Часть стены обрушивается. Пролом имеет вид фигуры Модеста Матвеевича. Входит Модест Матвеевич и хозяйственно озирается.
— Так! — произносит он. — Я вижу здесь диван, инвентарный номер одиннадцать-двадцать три, каковой диван числится у нас списанным.
Камбала в сосуде медленно переворачивается вверх брюхом и всплывает.
Вечереет. За окном закат. Витька, Эдик и Саша, теперь уже втроем, работают за столом в корнеевской лаборатории. Трещит «мерседес», летят на пол исписанные листки бумаги. Из-под знаменитого дивана торчат ноги Хомы Брута. Потом он вылезает из-под дивана, озабоченно оглядывает его со всех сторон, стучит по нему ногой, как шофер по скату.
— Порядок, — говорит он. — Принимайте.
Саша вздрагивает, смотрит на него, смотрит в окно, смотрит на часы, с досадой бьет кулаком по столу.
По берегу озера, держась за руки, медленно идут парень и девушка. Останавливаются, целуются, поворачивают обратно.
По шоссе проходит машина.

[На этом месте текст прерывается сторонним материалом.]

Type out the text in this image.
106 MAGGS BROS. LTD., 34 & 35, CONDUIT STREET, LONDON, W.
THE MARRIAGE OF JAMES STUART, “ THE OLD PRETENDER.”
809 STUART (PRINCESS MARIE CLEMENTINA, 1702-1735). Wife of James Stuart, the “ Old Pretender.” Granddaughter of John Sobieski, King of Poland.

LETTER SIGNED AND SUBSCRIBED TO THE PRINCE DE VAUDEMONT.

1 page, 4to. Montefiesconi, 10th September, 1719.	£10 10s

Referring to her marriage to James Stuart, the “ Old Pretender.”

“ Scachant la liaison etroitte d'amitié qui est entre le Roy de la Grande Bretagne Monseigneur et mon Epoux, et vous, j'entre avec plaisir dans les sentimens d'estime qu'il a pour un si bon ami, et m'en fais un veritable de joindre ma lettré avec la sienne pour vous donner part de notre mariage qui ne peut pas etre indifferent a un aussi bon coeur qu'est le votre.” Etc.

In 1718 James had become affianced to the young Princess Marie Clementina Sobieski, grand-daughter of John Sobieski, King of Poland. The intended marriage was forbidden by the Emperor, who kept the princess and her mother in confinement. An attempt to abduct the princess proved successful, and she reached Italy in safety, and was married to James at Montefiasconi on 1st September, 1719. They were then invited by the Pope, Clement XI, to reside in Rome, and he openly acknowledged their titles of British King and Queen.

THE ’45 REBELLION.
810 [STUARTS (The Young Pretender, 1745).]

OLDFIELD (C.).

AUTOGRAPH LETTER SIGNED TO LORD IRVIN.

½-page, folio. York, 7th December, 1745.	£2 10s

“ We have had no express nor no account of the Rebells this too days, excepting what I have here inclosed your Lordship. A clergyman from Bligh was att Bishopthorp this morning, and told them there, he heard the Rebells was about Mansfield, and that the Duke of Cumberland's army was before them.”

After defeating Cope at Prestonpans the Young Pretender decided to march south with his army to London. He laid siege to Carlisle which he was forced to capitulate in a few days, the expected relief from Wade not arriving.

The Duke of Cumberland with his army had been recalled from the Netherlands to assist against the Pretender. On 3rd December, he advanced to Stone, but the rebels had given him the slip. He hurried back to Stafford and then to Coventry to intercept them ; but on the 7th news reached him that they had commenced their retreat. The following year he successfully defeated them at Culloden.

Фары ее озаряют спины молодых людей. У парня белая надпись «Привалов 12», у девушки — «Стелла 56»…
НЕТ-НЕТ, — говорит за кадром голос Саши. — ЭТО ПРОСТО ШУТКА…
Парень счищает надпись у девушки со спины.
…ЭТО, КОНЕЧНО, ШУТКА, ТАК ВООБЩЕ НЕ БЫВАЕТ, ДАЖЕ У НАС В ИНСТИТУТЕ.
Девушка счищает надпись со спины парня.
…НО ЗАТО ВСЕ ОСТАЛЬНОЕ, ЧТО ВЫ ЗДЕСЬ ВИДЕЛИ, ЭТО ПРАВДА, ЧИСТЕЙШАЯ ПРАВДА… И ТО ЛИ ЕЩЕ БУДЕТ!
Примечания
1
Авторы напоминают читателю, что действие сценария происходит в конце 60-х.